I must say I typically only read military and historic travel books yet was surprisingly impressed with this book. It started off some what slow and the author's unique voice was almost the cause of me stopping. However, it gradually grew on me and I came to look forward to hearing the author and his insightful words. I had no preconceived notion of the book - was just drawn to it upon seeing it listed. I was very pleased to know that it was essentially centered around a disciple of Paramahansa Yogananda the author of Autobiography Of a Yogi - which has been one of my most favourite books. I will buy this book in hard copy as it is one of the must haves on my shelf.
"40 minutes in, and still in his childhood . . ."
Spiritual-, metaphysical-, and consciousness-related books interest me. I'd read some negative reviews on this book, so held off. But, thought I'd give it a try now.
I have no idea who this man is, but also have no idea who most of the authors whose books I read. So, I thought I'd ignore the negative comments and see for myself.
40 minutes into this audiobook we are *still* in his childhood and I have no idea WHATSOEVER what this man has accomplished and has to contribute to the edification of me or anybody else.
Perhaps he has a brilliant observation that I would be interested in. But how long will I have to wait to get to it? Maybe he should have started with that and then gone into his detailed personal history afterwards for anyone who is interested. As a footnote. Or an Appendix. Maybe the linear approach is not the best for all books. We all have a childhood and most childhoods can be summed up in 30 seconds.
I skipped forward a bit to see if it gets better, but gave up. Nothing interesting.
At the same time I bought a couple audiobooks with Alan Watts speaking. The total opposite. Alan Watts talks about ideas, life, and makes brilliant observations that make for "light bulb" moments as I listen.
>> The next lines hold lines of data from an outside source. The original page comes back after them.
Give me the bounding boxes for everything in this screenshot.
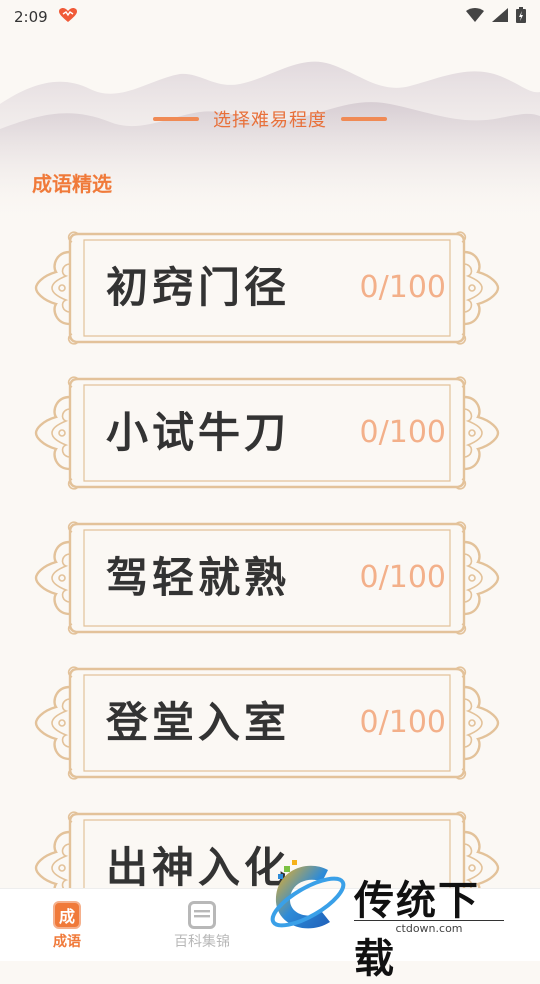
section-title: 成语精选: [32, 172, 112, 196]
level-card-2[interactable]: 驾轻就熟 0/100: [32, 520, 502, 636]
header-title: 选择难易程度: [213, 110, 327, 131]
heart-notification-icon: [58, 7, 78, 27]
chengyu-tab-icon: 成: [53, 901, 81, 929]
level-name: 驾轻就熟: [106, 553, 291, 602]
book-icon: [188, 901, 216, 929]
level-name: 小试牛刀: [106, 408, 291, 457]
signal-icon: [492, 8, 508, 26]
ctdown-logo-icon: [270, 860, 346, 929]
level-progress: 0/100: [359, 270, 446, 305]
level-progress: 0/100: [359, 415, 446, 450]
battery-icon: [516, 7, 526, 27]
level-name: 登堂入室: [106, 698, 291, 747]
header-right-line: [341, 117, 387, 121]
status-bar: 2:09: [0, 0, 540, 34]
difficulty-header: 选择难易程度: [0, 104, 540, 134]
level-card-0[interactable]: 初窍门径 0/100: [32, 230, 502, 346]
status-time: 2:09: [14, 8, 48, 26]
level-progress: 0/100: [359, 705, 446, 740]
level-name: 初窍门径: [106, 263, 291, 312]
watermark-logo: 传统下载 ctdown.com: [266, 860, 516, 982]
header-left-line: [153, 117, 199, 121]
nav-label: 百科集锦: [174, 934, 230, 950]
level-progress: 0/100: [359, 560, 446, 595]
nav-item-encyclopedia[interactable]: 百科集锦: [157, 889, 247, 961]
level-card-3[interactable]: 登堂入室 0/100: [32, 665, 502, 781]
nav-item-chengyu[interactable]: 成 成语: [22, 889, 112, 961]
chengyu-icon-glyph: 成: [58, 907, 75, 926]
level-card-1[interactable]: 小试牛刀 0/100: [32, 375, 502, 491]
wifi-icon: [466, 8, 484, 26]
watermark-url: ctdown.com: [354, 920, 504, 935]
nav-label: 成语: [53, 934, 81, 950]
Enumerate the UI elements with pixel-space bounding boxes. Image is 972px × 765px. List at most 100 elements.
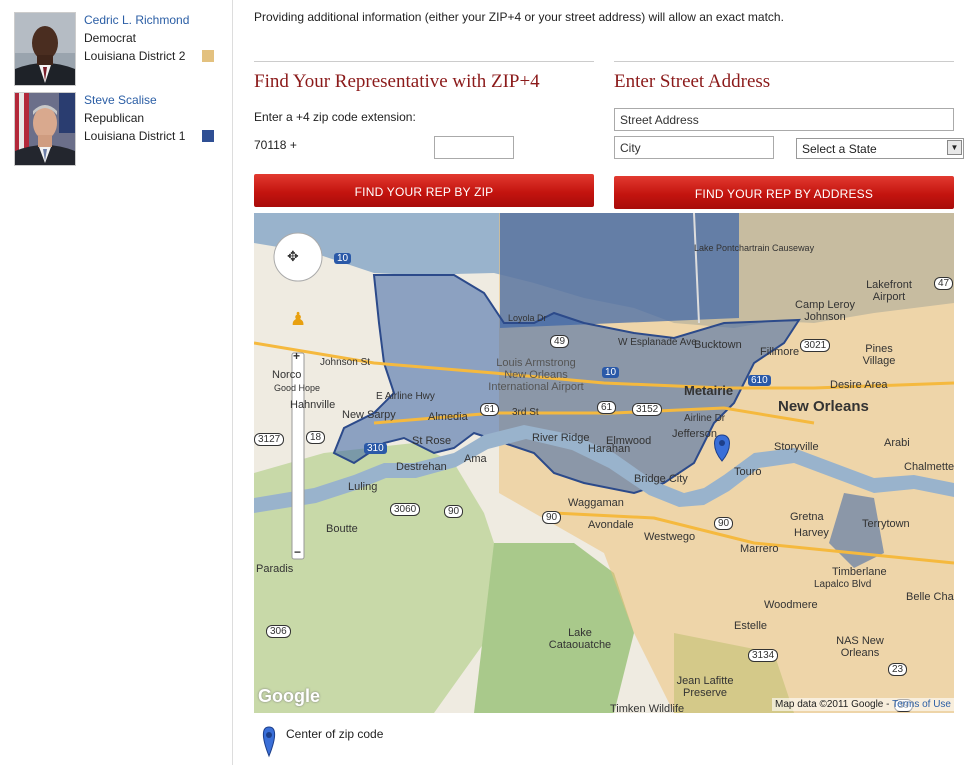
map-label: Camp Leroy Johnson [795, 299, 855, 323]
zoom-in-icon[interactable]: + [293, 349, 300, 363]
map-label: Terrytown [862, 518, 910, 530]
route-shield: 49 [550, 335, 570, 348]
map-label: Airline Dr [684, 413, 726, 424]
map-label: Bridge City [634, 473, 688, 485]
route-shield: 61 [597, 401, 617, 414]
route-shield: 61 [480, 403, 500, 416]
dropdown-arrow-icon[interactable]: ▼ [947, 140, 962, 155]
divider [614, 61, 954, 62]
pegman-icon[interactable]: ♟ [290, 309, 306, 330]
state-select-value: Select a State [802, 142, 877, 156]
map-label: Elmwood [606, 435, 652, 447]
rep-photo-scalise[interactable] [14, 92, 76, 166]
route-shield: 306 [266, 625, 291, 638]
map-label: Lake Pontchartrain Causeway [694, 243, 815, 253]
divider [254, 61, 594, 62]
map-label: Luling [348, 481, 378, 493]
pan-control-icon[interactable]: ✥ [287, 248, 299, 265]
map-label: Lapalco Blvd [814, 579, 872, 590]
map-label: New Sarpy [342, 409, 396, 421]
rep-name[interactable]: Steve Scalise [84, 93, 157, 107]
route-shield: 90 [714, 517, 734, 530]
google-logo: Google [258, 686, 320, 706]
rep-party: Republican [84, 111, 145, 125]
route-shield: 18 [306, 431, 326, 444]
map-label: Woodmere [764, 599, 818, 611]
map-label: Johnson St [320, 357, 371, 368]
map-label: Storyville [774, 441, 819, 453]
terms-of-use-link[interactable]: Terms of Use [892, 699, 951, 710]
map-label: 3rd St [512, 407, 539, 418]
district-map[interactable]: ✥ ♟ + − New Orleans Metairie Harahan Elm… [254, 213, 954, 713]
map-label: Gretna [790, 511, 824, 523]
map-label: Louis Armstrong New Orleans Internationa… [488, 357, 584, 393]
route-shield: 47 [934, 277, 954, 290]
route-shield: 3021 [800, 339, 831, 352]
rep-card-richmond: Cedric L. Richmond Democrat Louisiana Di… [14, 12, 224, 86]
district-color-swatch [202, 50, 214, 62]
rep-district: Louisiana District 2 [84, 49, 186, 63]
legend-text: Center of zip code [286, 727, 384, 741]
rep-name[interactable]: Cedric L. Richmond [84, 13, 189, 27]
map-label: Harvey [794, 527, 829, 539]
route-shield: 3127 [254, 433, 285, 446]
map-label: Almedia [428, 411, 468, 423]
map-label: Westwego [644, 531, 696, 543]
map-legend: Center of zip code [260, 726, 383, 761]
zip-prefix: 70118 + [254, 138, 297, 152]
route-shield: 10 [602, 367, 620, 378]
route-shield: 3134 [748, 649, 779, 662]
route-shield: 10 [334, 253, 352, 264]
map-label: Belle Chasse [906, 591, 954, 603]
map-pin-icon [262, 726, 276, 758]
map-label: Lakefront Airport [866, 279, 912, 303]
map-label: Bucktown [694, 339, 742, 351]
find-rep-by-address-button[interactable]: FIND YOUR REP BY ADDRESS [614, 176, 954, 209]
rep-photo-richmond[interactable] [14, 12, 76, 86]
map-label: Waggaman [568, 497, 624, 509]
route-shield: 23 [888, 663, 908, 676]
map-label: Timken Wildlife [610, 703, 685, 713]
map-label: Avondale [588, 519, 634, 531]
route-shield: 90 [444, 505, 464, 518]
map-credit-text: Map data ©2011 Google - [775, 699, 890, 710]
map-label: Good Hope [274, 383, 321, 393]
map-label: Pines Village [862, 343, 896, 367]
map-label: Jean Lafitte Preserve [676, 675, 734, 699]
map-label: Fillmore [760, 346, 800, 358]
state-select[interactable]: Select a State ▼ [796, 138, 964, 159]
map-label: NAS New Orleans [836, 635, 884, 659]
map-label: New Orleans [778, 398, 869, 415]
address-section-title: Enter Street Address [614, 71, 771, 92]
map-label: E Airline Hwy [376, 391, 435, 402]
sidebar: Cedric L. Richmond Democrat Louisiana Di… [0, 0, 233, 765]
city-input[interactable] [614, 136, 774, 159]
map-label: Metairie [684, 383, 734, 398]
map-label: Loyola Dr [508, 313, 547, 323]
map-label: Arabi [884, 437, 910, 449]
rep-party: Democrat [84, 31, 137, 45]
map-credit: Map data ©2011 Google - Terms of Use [772, 698, 954, 711]
zip-instruction: Enter a +4 zip code extension: [254, 110, 416, 124]
map-label: W Esplanade Ave [618, 337, 697, 348]
map-label: Ama [464, 453, 487, 465]
route-shield: 310 [364, 443, 387, 454]
map-label: Boutte [326, 523, 358, 535]
route-shield: 3060 [390, 503, 421, 516]
map-label: Estelle [734, 620, 768, 632]
map-label: Timberlane [832, 566, 887, 578]
zoom-out-icon[interactable]: − [294, 545, 301, 559]
map-label: Jefferson [672, 428, 718, 440]
find-rep-by-zip-button[interactable]: FIND YOUR REP BY ZIP [254, 174, 594, 207]
map-label: Lake Cataouatche [548, 627, 612, 651]
map-label: Hahnville [290, 399, 336, 411]
street-address-input[interactable] [614, 108, 954, 131]
route-shield: 90 [542, 511, 562, 524]
map-label: Destrehan [396, 461, 447, 473]
rep-card-scalise: Steve Scalise Republican Louisiana Distr… [14, 92, 224, 166]
map-label: Paradis [256, 563, 294, 575]
zip-section-title: Find Your Representative with ZIP+4 [254, 71, 540, 92]
district-color-swatch [202, 130, 214, 142]
map-label: St Rose [412, 435, 452, 447]
zip-extension-input[interactable] [434, 136, 514, 159]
I feel enlightened and expanded listening to Alan Watts share his thoughts.
After 40 minutes of this audiobook I was wondering when I was going to find out what this man has to share - any Insights?, Observations?, Experiences?
Perhaps they are in this audiobook, but I prefer books that GET TO THE POINT. Maybe this book is one where I should be enjoying the journey and not focus on the destination, but so far it's a boring trip, and I'm going no further.